The report points to the Tor network specifically, noting that anonymity is critical to protect privacy against identification through metadata analysis. "A common human desire to protect one’s identity from the crowd, anonymity may liberate a user to explore and impart ideas and opinions more than she would using her actual identity." In the protection of free expression, anonymity technology is thus a necessary counterpart to encryption, giving the individual the ability to choose both what to say and to whom to reveal that she is saying it.
The Kaye Report recognizes that technologies can be used for harm as well as for good, but that does not mean they may be banned.

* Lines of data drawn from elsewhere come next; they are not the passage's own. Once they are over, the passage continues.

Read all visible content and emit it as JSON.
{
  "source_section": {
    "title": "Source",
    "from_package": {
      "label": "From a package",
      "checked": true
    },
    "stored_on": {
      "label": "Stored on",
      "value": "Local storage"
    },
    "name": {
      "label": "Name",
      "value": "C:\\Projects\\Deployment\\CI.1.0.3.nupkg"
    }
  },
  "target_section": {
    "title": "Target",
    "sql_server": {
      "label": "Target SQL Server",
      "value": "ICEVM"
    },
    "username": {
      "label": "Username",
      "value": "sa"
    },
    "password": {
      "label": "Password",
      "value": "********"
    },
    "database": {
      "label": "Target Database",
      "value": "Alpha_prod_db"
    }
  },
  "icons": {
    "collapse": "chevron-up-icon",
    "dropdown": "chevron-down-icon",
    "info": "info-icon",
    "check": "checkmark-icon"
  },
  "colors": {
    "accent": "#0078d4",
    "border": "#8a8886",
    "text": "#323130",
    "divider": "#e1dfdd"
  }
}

Rather, human rights law offers a strict framework for evaluation of government-imposed limits: "Restrictions on encryption and anonymity, as enablers of the right to freedom of expression... must be provided for by law; may only be imposed for legitimate grounds; and must conform to the strict tests of necessity and proportionality." That means that legal restrictions must be publicly and transparently legislated, with judicial safeguards on their application; they must be applied narrowly; and they must be proportional to the objectives of the law. "Because anonymity facilitates opinion and expression in significant ways online, States should protect it and generally not restrict the technologies that provide it."
The Tor Project is pleased to have contributed to the report, and we heartily endorse its conclusion:
The use of encryption and anonymity tools and better digital literacy should be encouraged. The Special Rapporteur, recognizing that the value of encryption and anonymity tools depends on their widespread adoption, encourages States, civil society organizations and corporations to engage in a campaign to bring encryption by design and default to users around the world and, where necessary, to ensure that users at risk be provided the tools to exercise their right to freedom of opinion and expression securely.